Optimistic science fiction typically imagines a future where humans create art and pursue fulfilling pastimes while AI-enabled robots handle dull or dangerous tasks. In contrast, the AI systems of today display increasingly sophisticated generative abilities on ostensible creative tasks. But where are the robots? This gap is known as Moravec’s paradox, the thesis that the hardest problems in AI involve sensorimotor skills, not abstract thought or reasoning. To put it another way, “The hard problems are easy, and the easy problems are hard.”
Today, we are announcing two major advancements toward general-purpose embodied AI agents capable of performing challenging sensorimotor skills:
- An artificial visual cortex (called VC-1): a single perception model that, for the first time, supports a diverse range of sensorimotor skills, environments, and embodiments. VC-1 is trained on videos of people performing everyday tasks from the groundbreaking Ego4D dataset created by Meta AI and academic partners. And VC-1 matches or outperforms best-known results on 17 different sensorimotor tasks in virtual environments.

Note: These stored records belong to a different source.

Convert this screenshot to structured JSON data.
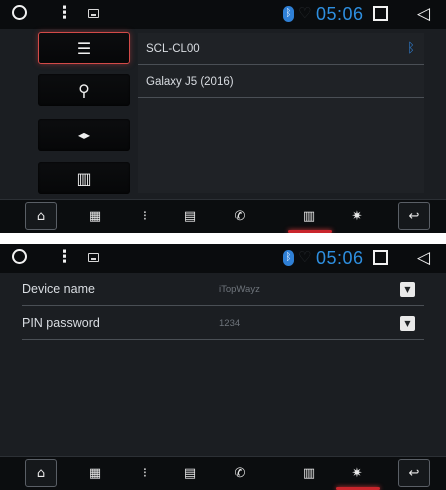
{
  "top": {
    "status": {
      "time": "05:06"
    },
    "sidebar": [
      {
        "name": "list-icon",
        "glyph": "☰",
        "active": true
      },
      {
        "name": "search-icon",
        "glyph": "⚲",
        "active": false
      },
      {
        "name": "pair-icon",
        "glyph": "◂▸",
        "active": false
      },
      {
        "name": "trash-icon",
        "glyph": "🗑",
        "active": false
      }
    ],
    "devices": [
      {
        "label": "SCL-CL00",
        "bluetooth": true
      },
      {
        "label": "Galaxy J5 (2016)",
        "bluetooth": false
      }
    ]
  },
  "bottom": {
    "status": {
      "time": "05:06"
    },
    "settings": [
      {
        "label": "Device name",
        "value": "iTopWayz"
      },
      {
        "label": "PIN password",
        "value": "1234"
      }
    ]
  },
  "nav": {
    "items": [
      {
        "name": "home-icon",
        "glyph": "⌂"
      },
      {
        "name": "dialpad-icon",
        "glyph": "▦"
      },
      {
        "name": "call-log-icon",
        "glyph": "⁝"
      },
      {
        "name": "contacts-icon",
        "glyph": "▤"
      },
      {
        "name": "phone-icon",
        "glyph": "✆"
      },
      {
        "name": "bt-music-icon",
        "glyph": "▥"
      },
      {
        "name": "settings-icon",
        "glyph": "✷"
      },
      {
        "name": "back-icon",
        "glyph": "↩"
      }
    ],
    "top_active": "bt-music-icon",
    "bottom_active": "settings-icon"
  },
  "colors": {
    "accent_blue": "#2e8fe0",
    "highlight_red": "#c9252b",
    "panel_bg": "#1b1e22"
  }
}
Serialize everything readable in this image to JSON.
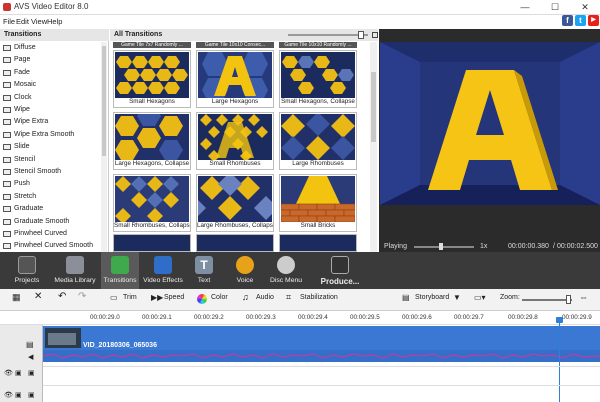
{
  "app": {
    "title": "AVS Video Editor 8.0"
  },
  "window": {
    "minimize": "—",
    "maximize": "☐",
    "close": "✕"
  },
  "menu": {
    "items": [
      "File",
      "Edit",
      "View",
      "Help"
    ]
  },
  "social": {
    "facebook": "f",
    "twitter": "t",
    "youtube": "▶"
  },
  "transitions_panel": {
    "header": "Transitions",
    "items": [
      "Diffuse",
      "Page",
      "Fade",
      "Mosaic",
      "Clock",
      "Wipe",
      "Wipe Extra",
      "Wipe Extra Smooth",
      "Slide",
      "Stencil",
      "Stencil Smooth",
      "Push",
      "Stretch",
      "Graduate",
      "Graduate Smooth",
      "Pinwheel Curved",
      "Pinwheel Curved Smooth"
    ]
  },
  "gallery": {
    "header": "All Transitions",
    "captions_top": [
      "Game Tile 7x7 Randomly ...",
      "Game Tile 10x10 Consec...",
      "Game Tile 10x10 Randomly ..."
    ],
    "thumbs": [
      "Small Hexagons",
      "Large Hexagons",
      "Small Hexagons, Collapse",
      "Large Hexagons, Collapse",
      "Small Rhombuses",
      "Large Rhombuses",
      "Small Rhombuses, Collapse",
      "Large Rhombuses, Collapse",
      "Small Bricks"
    ]
  },
  "player": {
    "status": "Playing",
    "speed": "1x",
    "current": "00:00:00.380",
    "separator": "/",
    "total": "00:00:02.500"
  },
  "toolbar": {
    "items": [
      "Projects",
      "Media Library",
      "Transitions",
      "Video Effects",
      "Text",
      "Voice",
      "Disc Menu",
      "Produce..."
    ]
  },
  "edit_tools": {
    "trim": "Trim",
    "speed": "Speed",
    "color": "Color",
    "audio": "Audio",
    "stabilization": "Stabilization",
    "storyboard": "Storyboard",
    "zoom": "Zoom:"
  },
  "ruler": {
    "ticks": [
      "00:00:29.0",
      "00:00:29.1",
      "00:00:29.2",
      "00:00:29.3",
      "00:00:29.4",
      "00:00:29.5",
      "00:00:29.6",
      "00:00:29.7",
      "00:00:29.8",
      "00:00:29.9"
    ]
  },
  "timeline": {
    "clip_name": "VID_20180306_065036"
  },
  "colors": {
    "accent": "#2f7fd6",
    "toolbar_bg": "#3a3a3a",
    "clip_blue": "#3a78d4",
    "preview_bg": "#2b2b2b"
  },
  "progress": {
    "playback_fraction": 0.15
  }
}
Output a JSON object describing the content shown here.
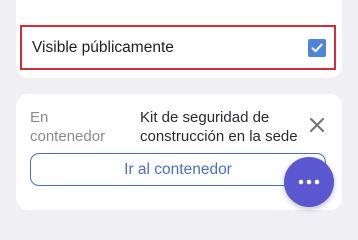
{
  "visibility": {
    "label": "Visible públicamente",
    "checked": true
  },
  "container": {
    "field_label": "En contenedor",
    "value": "Kit de seguridad de construcción en la sede",
    "go_button_label": "Ir al contenedor"
  },
  "colors": {
    "accent": "#4f84d6",
    "highlight_border": "#d42d3a",
    "fab": "#5b57d1",
    "button_outline": "#4a6fc4"
  },
  "icons": {
    "checkbox": "checkmark-icon",
    "close": "close-icon",
    "fab": "more-horizontal-icon"
  }
}
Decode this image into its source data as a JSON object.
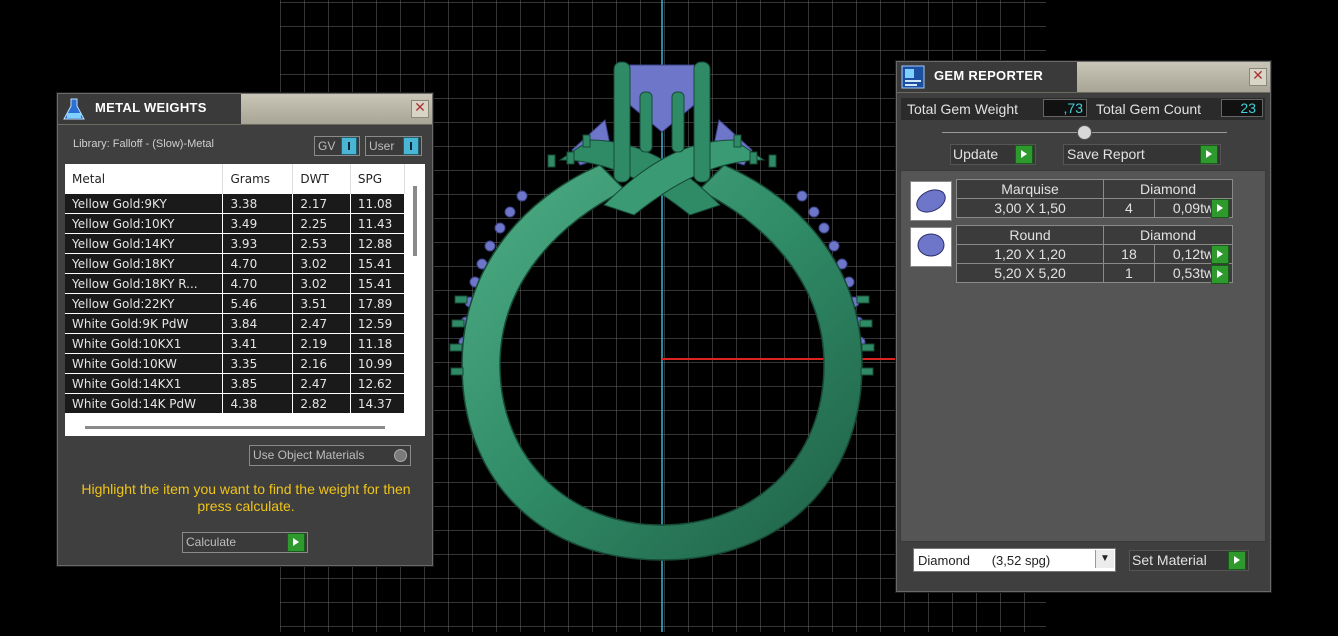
{
  "metal_weights": {
    "title": "METAL WEIGHTS",
    "library_label": "Library: Falloff - (Slow)-Metal",
    "gv_label": "GV",
    "user_label": "User",
    "columns": [
      "Metal",
      "Grams",
      "DWT",
      "SPG"
    ],
    "rows": [
      [
        "Yellow Gold:9KY",
        "3.38",
        "2.17",
        "11.08"
      ],
      [
        "Yellow Gold:10KY",
        "3.49",
        "2.25",
        "11.43"
      ],
      [
        "Yellow Gold:14KY",
        "3.93",
        "2.53",
        "12.88"
      ],
      [
        "Yellow Gold:18KY",
        "4.70",
        "3.02",
        "15.41"
      ],
      [
        "Yellow Gold:18KY R...",
        "4.70",
        "3.02",
        "15.41"
      ],
      [
        "Yellow Gold:22KY",
        "5.46",
        "3.51",
        "17.89"
      ],
      [
        "White Gold:9K PdW",
        "3.84",
        "2.47",
        "12.59"
      ],
      [
        "White Gold:10KX1",
        "3.41",
        "2.19",
        "11.18"
      ],
      [
        "White Gold:10KW",
        "3.35",
        "2.16",
        "10.99"
      ],
      [
        "White Gold:14KX1",
        "3.85",
        "2.47",
        "12.62"
      ],
      [
        "White Gold:14K PdW",
        "4.38",
        "2.82",
        "14.37"
      ]
    ],
    "use_object_materials": "Use Object Materials",
    "hint": "Highlight the item you want to find the weight for then press calculate.",
    "calculate_label": "Calculate"
  },
  "gem_reporter": {
    "title": "GEM REPORTER",
    "total_weight_label": "Total Gem Weight",
    "total_weight_value": ",73",
    "total_count_label": "Total Gem Count",
    "total_count_value": "23",
    "update_label": "Update",
    "save_report_label": "Save Report",
    "gems": [
      {
        "shape": "Marquise",
        "material": "Diamond",
        "rows": [
          [
            "3,00 X 1,50",
            "4",
            "0,09tw"
          ]
        ]
      },
      {
        "shape": "Round",
        "material": "Diamond",
        "rows": [
          [
            "1,20 X 1,20",
            "18",
            "0,12tw"
          ],
          [
            "5,20 X 5,20",
            "1",
            "0,53tw"
          ]
        ]
      }
    ],
    "material_select": "Diamond      (3,52 spg)",
    "set_material_label": "Set Material"
  },
  "colors": {
    "ring": "#2f8a66",
    "gem": "#6d76c8",
    "hint_text": "#f0c419",
    "value_text": "#3fd0d8"
  }
}
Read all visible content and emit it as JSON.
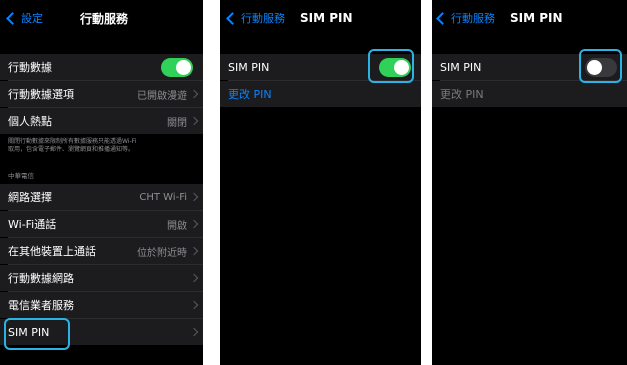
{
  "panel1": {
    "back_label": "設定",
    "title": "行動服務",
    "rows": [
      {
        "label": "行動數據",
        "value": null
      },
      {
        "label": "行動數據選項",
        "value": "已開啟漫遊"
      },
      {
        "label": "個人熱點",
        "value": "關閉"
      }
    ],
    "footnote_line1": "關閉行動數據來限制所有數據服務只能透過Wi-Fi",
    "footnote_line2": "取用，包含電子郵件、瀏覽網頁和推播通知等。",
    "carrier_header": "中華電信",
    "carrier_rows": [
      {
        "label": "網路選擇",
        "value": "CHT Wi-Fi"
      },
      {
        "label": "Wi-Fi通話",
        "value": "開啟"
      },
      {
        "label": "在其他裝置上通話",
        "value": "位於附近時"
      },
      {
        "label": "行動數據網路",
        "value": ""
      },
      {
        "label": "電信業者服務",
        "value": ""
      },
      {
        "label": "SIM PIN",
        "value": ""
      }
    ],
    "cellular_data_toggle": "on"
  },
  "panel2": {
    "back_label": "行動服務",
    "title": "SIM PIN",
    "sim_pin_label": "SIM PIN",
    "change_pin_label": "更改 PIN",
    "toggle": "on"
  },
  "panel3": {
    "back_label": "行動服務",
    "title": "SIM PIN",
    "sim_pin_label": "SIM PIN",
    "change_pin_label": "更改 PIN",
    "toggle": "off"
  },
  "colors": {
    "highlight": "#2bb3e6",
    "toggle_on": "#30d158",
    "link": "#0a84ff"
  }
}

- A new approach called adaptive (sensorimotor) skill coordination (ASC), which achieves near-perfect performance (98 percent success) on the challenging task of robotic mobile manipulation (navigating to an object, picking it up, navigating to another location, placing the object, repeating) in physical environments.
Data powers both of these breakthroughs. AI needs data to learn from — and, specifically, embodied AI needs data that captures interactions with the environment. Traditionally, this interaction data is collected either by collecting large amounts of demonstrations or by allowing the robot to learn from interactions from scratch. Both approaches are too resource-intensive to scale toward the learning of a general embodied AI agent. In both of these works, we are developing new ways for robots to learn, using videos of human interactions with the real world and simulated interactions within photorealistic simulated worlds.